L'utilisation massive de pesticides, d'herbicides et d'autres produits chimiques intentionnellement toxiques a commencé au Brésil après la Seconde Guerre mondiale. Cela faisait partie d'une poussée globale de modernisation de l'agriculture, qui comprenait l'introduction de semences « miracles », d'engrais chimiques et de technologies importées. Aujourd'hui, selon une étude, les agriculteurs brésiliens utilisent deux fois la moyenne mondiale de produits chimiques pour produire leurs cultures. Pourtant, alors que les groupes environnementaux et les agronomes soucieux de l'écologie dénoncent cette pratique depuis des années, la tendance n'a commencé à changer que récemment.

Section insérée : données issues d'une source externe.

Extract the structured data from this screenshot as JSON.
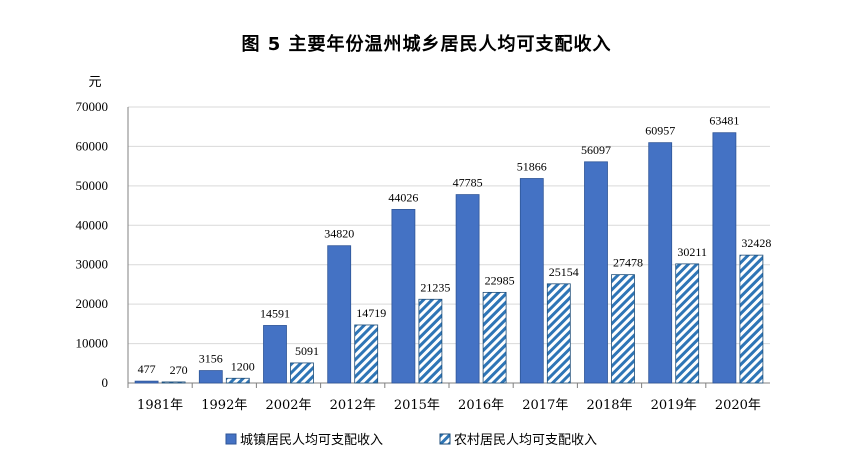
{
  "title": "图 5    主要年份温州城乡居民人均可支配收入",
  "chart_data": {
    "type": "bar",
    "title": "图 5    主要年份温州城乡居民人均可支配收入",
    "ylabel": "元",
    "xlabel": "",
    "ylim": [
      0,
      70000
    ],
    "yticks": [
      "0",
      "10000",
      "20000",
      "30000",
      "40000",
      "50000",
      "60000",
      "70000"
    ],
    "grid": true,
    "legend_position": "bottom",
    "categories": [
      "1981年",
      "1992年",
      "2002年",
      "2012年",
      "2015年",
      "2016年",
      "2017年",
      "2018年",
      "2019年",
      "2020年"
    ],
    "series": [
      {
        "name": "城镇居民人均可支配收入",
        "color": "#4472C4",
        "pattern": "solid",
        "values": [
          477,
          3156,
          14591,
          34820,
          44026,
          47785,
          51866,
          56097,
          60957,
          63481
        ]
      },
      {
        "name": "农村居民人均可支配收入",
        "color": "#2E75B6",
        "pattern": "diagonal-hatch",
        "values": [
          270,
          1200,
          5091,
          14719,
          21235,
          22985,
          25154,
          27478,
          30211,
          32428
        ]
      }
    ]
  }
}
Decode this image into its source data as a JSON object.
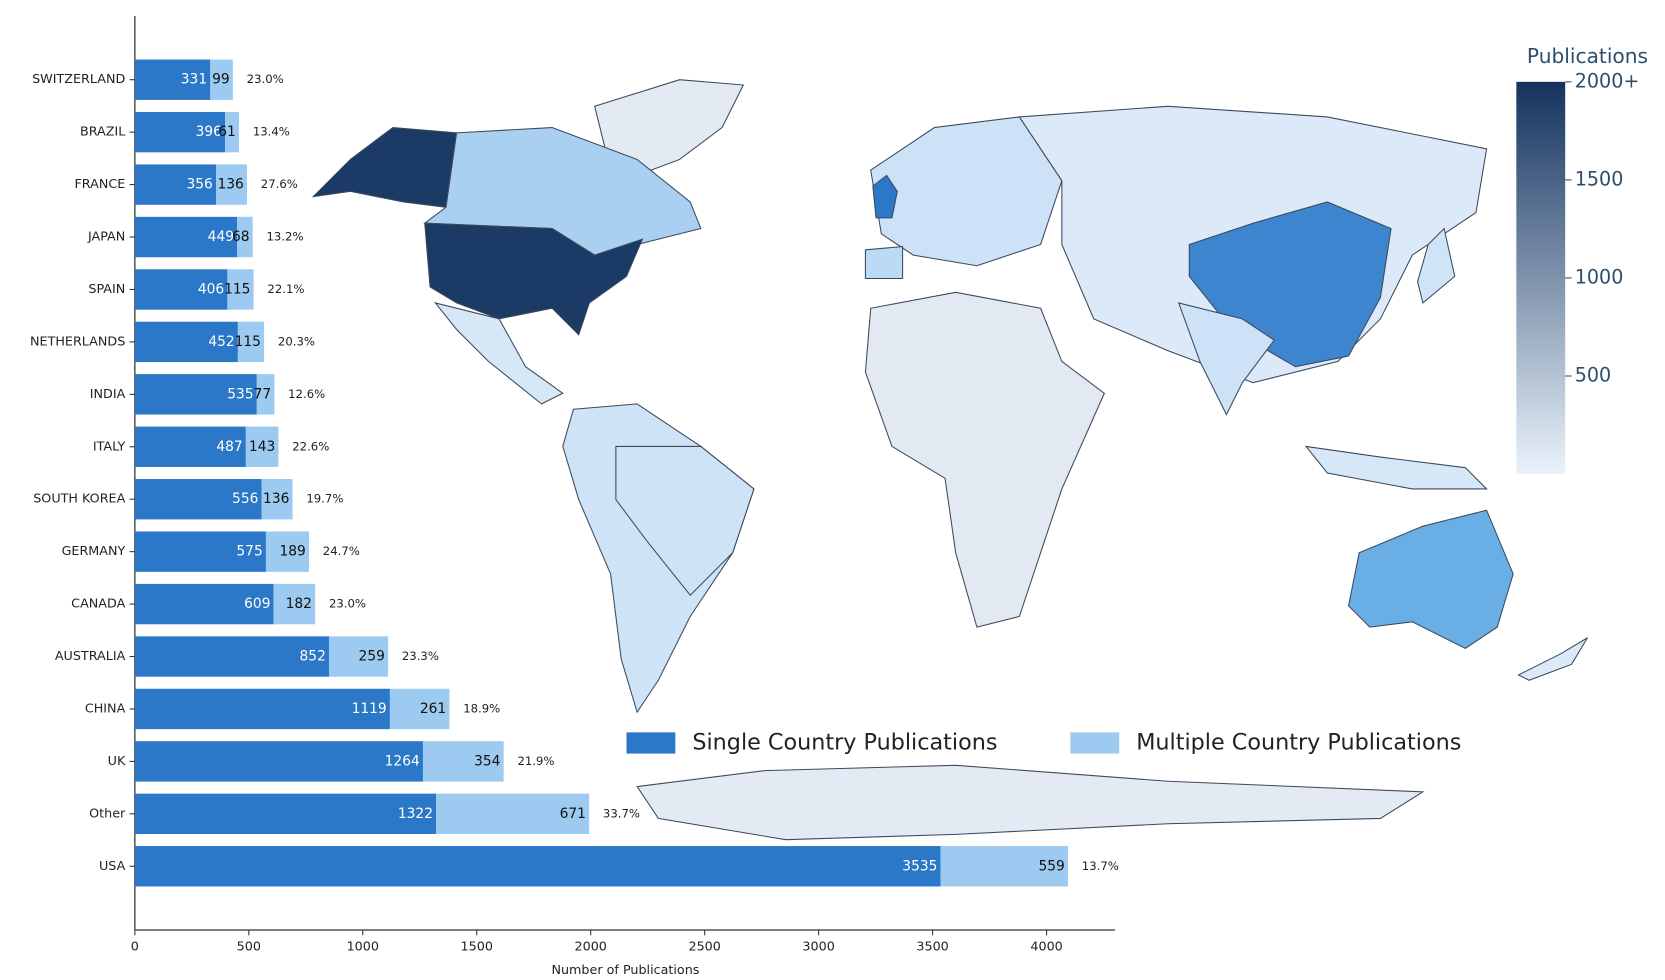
{
  "chart_data": {
    "type": "bar",
    "orientation": "horizontal",
    "stacked": true,
    "x_label": "Number of Publications",
    "categories": [
      "SWITZERLAND",
      "BRAZIL",
      "FRANCE",
      "JAPAN",
      "SPAIN",
      "NETHERLANDS",
      "INDIA",
      "ITALY",
      "SOUTH KOREA",
      "GERMANY",
      "CANADA",
      "AUSTRALIA",
      "CHINA",
      "UK",
      "Other",
      "USA"
    ],
    "series": [
      {
        "name": "Single Country Publications",
        "color": "#2b78c8",
        "values": [
          331,
          396,
          356,
          449,
          406,
          452,
          535,
          487,
          556,
          575,
          609,
          852,
          1119,
          1264,
          1322,
          3535
        ]
      },
      {
        "name": "Multiple Country Publications",
        "color": "#9ccaf0",
        "values": [
          99,
          61,
          136,
          68,
          115,
          115,
          77,
          143,
          136,
          189,
          182,
          259,
          261,
          354,
          671,
          559
        ]
      }
    ],
    "percent_labels": [
      "23.0%",
      "13.4%",
      "27.6%",
      "13.2%",
      "22.1%",
      "20.3%",
      "12.6%",
      "22.6%",
      "19.7%",
      "24.7%",
      "23.0%",
      "23.3%",
      "18.9%",
      "21.9%",
      "33.7%",
      "13.7%"
    ],
    "xlim": [
      0,
      4300
    ],
    "xticks": [
      0,
      500,
      1000,
      1500,
      2000,
      2500,
      3000,
      3500,
      4000
    ],
    "colorbar": {
      "title": "Publications",
      "lim": [
        0,
        2000
      ],
      "ticks": [
        500,
        1000,
        1500,
        {
          "value": 2000,
          "label": "2000+"
        }
      ],
      "colors": [
        "#eaf3fb",
        "#14325e"
      ]
    }
  }
}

De nombreux agriculteurs ont constaté que des décennies d'application de pesticides et d'autres produits chimiques toxiques sur les cultures n'ont pas servi à augmenter, mais plutôt à diminuer, leurs rendements. Cette pratique a accéléré l'épuisement des sols dans de nombreuses régions du pays et les terres s'usent fréquemment après seulement quelques années d'utilisation. La diminution des récoltes et la hausse des coûts des intrants ont forcé de nombreux petits agriculteurs à abandonner la terre, et les ouvriers agricoles qui manipulent les produits chimiques souffrent souvent de problèmes de santé graves et chroniques. Les consommateurs souffrent à la fois des prix plus élevés et des aliments contenant des produits chimiques. Malgré ces effets négatifs de plus en plus évidents de la dépendance chimique de l'agriculture, les firmes chimiques et les écoles d'agronomie brésiliennes plaident toujours pour ce type d'agriculture. Ils enseignent aux agriculteurs et aux étudiants en agronomie à considérer la végétation indigène et les insectes comme des ennemis à détruire, certainement pas comme des alliés.

La stratégie

Nasser travaille, selon lui, sur deux métiers. Tout d'abord, il continue de développer sa nouvelle approche. Ce n'est pas aussi simple que de laisser ce qui pousse à sa guise. Les légumes ont besoin d'un début suffisant pour s'implanter au milieu du couvre-sol naturel. Des suppléments d'engrais naturels, par exemple autour des mottes d'arbres fruitiers nouvellement plantés, aident. Deuxièmement, il travaille dur pour diffuser ses innovations. La démonstration concrète est la méthode préférée de Nasser, la plus efficace. Une fois que les agriculteurs voient ses méthodes en action, ils sont prompts à les mettre en pratique eux-mêmes. Le jardin municipal de Cachoeira de Itapemirim devient une sorte d'attraction touristique : selon Nasser, des milliers de personnes ont déjà visité le projet. La plupart des visiteurs sont des agriculteurs, mais les étudiants en agronomie et les agents de vulgarisation du gouvernement ont également afflué à Cachoeira pour en savoir plus sur les idées de Nasser. Par conséquent, une composante croissante de la stratégie de diffusion de Nasser consistera à suivre et à fournir une assistance technique aux agriculteurs, aux coopératives et aux municipalités qui souhaitent mettre en œuvre ses méthodes dans leur région. Nasser prévoit également de diffuser ses techniques à un deuxième niveau, en exploitant ses contacts au sein du réseau croissant de groupes environnementaux, de coopératives, d'ONG et d'écoles d'agronomie intéressées à faire de l'agriculture alternative une réalité au Brésil. Nasser termine actuellement un livre et prévoit de produire une cassette vidéo qui expliquera ses méthodes agricoles dans un langage simple et accessible. Il prévoit de travailler en étroite collaboration avec des organisations à travers le pays qui peuvent diffuser les documents, en utilisant l'infrastructure de la Fondation Juqira Candiru, un groupe environnemental qu'il a cofondé.